Reparations push determined by Caricom

When it comes to highly controversial issues that could affect the economic prosperity of The Bahamas, successive governments have opted for the measured and conservative approach, being well aware that tourism and international business are key to economic survival of that mini archipelago off Florida.

But in recent months, the cabinet of Prime Minister Phillip Davis has moved to take a more strident stance on some important issues, including sending security personnel to strife-torn Haiti and now demanding that Europe complies with demands from the Caribbean for compensation for the Atlantic slave trade.

Davis was a keynote speaker at a sustainable goals conference in The Bahamas in the past week when he went into detail about the region’s position regarding reparations from former European slave trading nations. He told the audience that demands for reparations are regarded as the “boogeyman” at climate change negotiations, but the region plans to press ahead regardless.

“I can tell you that we are committed to reparations, not just for the transatlantic slave issue. In fact, we recommitted ourselves at our last heads meeting [of Caricom] last week in Trinidad. There was a question of reparations. We had last year written to the United Kingdom government, to the Netherlands government, to the Portugal government stating our case in respect to reparations, insofar as the slave trade is concerned.”

Regional leaders had briefly discussed the issue at their three-day meeting earlier this month, but they were also bogged down with efforts to find a solution to Haiti and to get free movement of Caribbean nationals of all categories of persons.

Still, Davis argued that there has been some amount of progress in recent months in terms of getting Europe, commercial entities, and religious organizations to acknowledge their tragic and brutal role in the slave trade, something he appears to regard as a positive beginning of an engagement.

“We have now the apologies of the Anglican church, the Anglican Communion in England. They did their study that’s been published, recognized their role in it. Some families, wealthy families in England have now taken up the cause to assist in promoting reparations.” 

The region has also engaged King Charles in the discussions. 

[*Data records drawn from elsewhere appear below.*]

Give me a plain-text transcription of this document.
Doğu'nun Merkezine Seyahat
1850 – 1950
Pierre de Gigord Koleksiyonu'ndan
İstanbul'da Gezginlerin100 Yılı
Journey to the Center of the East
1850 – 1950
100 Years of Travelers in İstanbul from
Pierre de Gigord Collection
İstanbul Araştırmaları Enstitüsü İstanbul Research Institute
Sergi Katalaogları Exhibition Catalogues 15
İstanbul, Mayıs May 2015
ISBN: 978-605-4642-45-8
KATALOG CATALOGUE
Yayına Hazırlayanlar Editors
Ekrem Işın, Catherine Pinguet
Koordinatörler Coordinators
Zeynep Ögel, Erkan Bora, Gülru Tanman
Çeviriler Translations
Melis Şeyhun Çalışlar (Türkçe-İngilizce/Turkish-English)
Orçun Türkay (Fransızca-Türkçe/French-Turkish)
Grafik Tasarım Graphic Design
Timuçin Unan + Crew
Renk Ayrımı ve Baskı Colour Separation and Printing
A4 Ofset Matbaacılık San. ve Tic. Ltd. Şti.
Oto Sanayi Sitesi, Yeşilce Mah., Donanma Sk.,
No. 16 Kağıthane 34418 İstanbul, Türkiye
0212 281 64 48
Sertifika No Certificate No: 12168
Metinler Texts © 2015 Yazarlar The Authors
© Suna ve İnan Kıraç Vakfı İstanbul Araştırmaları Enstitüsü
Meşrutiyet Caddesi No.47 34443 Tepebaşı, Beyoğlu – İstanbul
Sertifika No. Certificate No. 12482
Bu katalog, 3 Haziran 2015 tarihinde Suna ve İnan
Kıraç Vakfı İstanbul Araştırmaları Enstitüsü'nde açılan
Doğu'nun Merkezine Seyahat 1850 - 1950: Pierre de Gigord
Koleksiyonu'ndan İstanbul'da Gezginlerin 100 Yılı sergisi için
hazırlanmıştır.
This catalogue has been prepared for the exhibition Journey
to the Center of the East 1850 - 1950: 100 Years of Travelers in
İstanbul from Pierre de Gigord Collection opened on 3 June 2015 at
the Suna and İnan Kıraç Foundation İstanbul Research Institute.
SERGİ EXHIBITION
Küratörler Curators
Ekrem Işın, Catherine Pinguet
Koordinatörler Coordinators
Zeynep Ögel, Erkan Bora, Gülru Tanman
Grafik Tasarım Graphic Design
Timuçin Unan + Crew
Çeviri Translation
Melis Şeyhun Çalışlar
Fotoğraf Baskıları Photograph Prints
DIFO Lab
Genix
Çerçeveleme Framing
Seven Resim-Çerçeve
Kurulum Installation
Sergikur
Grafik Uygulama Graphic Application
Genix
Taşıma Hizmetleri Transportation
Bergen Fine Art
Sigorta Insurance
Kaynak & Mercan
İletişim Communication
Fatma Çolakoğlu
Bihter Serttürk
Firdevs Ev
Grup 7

“They were sympathetic to the thought. The king has kindly considered to facilitating scholarships for our region and, in particular, The Bahamas for studying at any of the major universities, Cambridge, Oxford. We’re talking about that. Also, he has commissioned a study to determine the role they would’ve played as a monarch in this whole issue.”

The PM’s remarks come about six months after outgoing Dutch Prime Minister Mark Rutte formally apologized for the role of The Netherlands in the slave trade, saying the nation was willing to begin formal engagements with the Caribbean and other affected nations in the near future. Reacting to the apology in late December, the umbrella Caribbean Reparations Commission CRC) wasted no time in identifying The Dutch as the pioneers of slavery, being among the most brutal and the one which perhaps had benefited the most commercially.

At the beginning of July, Dutch King Willem-Alexander also apologized. “I stand before you as king and a member of the government and apologize to you personally. I feel this deeply in my heart and soul. Of all the ways in which a person can be robbed of their freedom, slavery is surely the most painful. The most degrading. The most inhuman.”

The bloc of 15 nations has long asked Europe for a formal summit on slavery and reparations, but authorities say the Europeans have made no effort to convene such a conference. In the meantime, however, Caricom has hired a British firm, which had won millions for Kenyan tribesmen who were slaughtered by British soldiers during the colonial era, to represent them. Initial reports are that the regional case is very strong.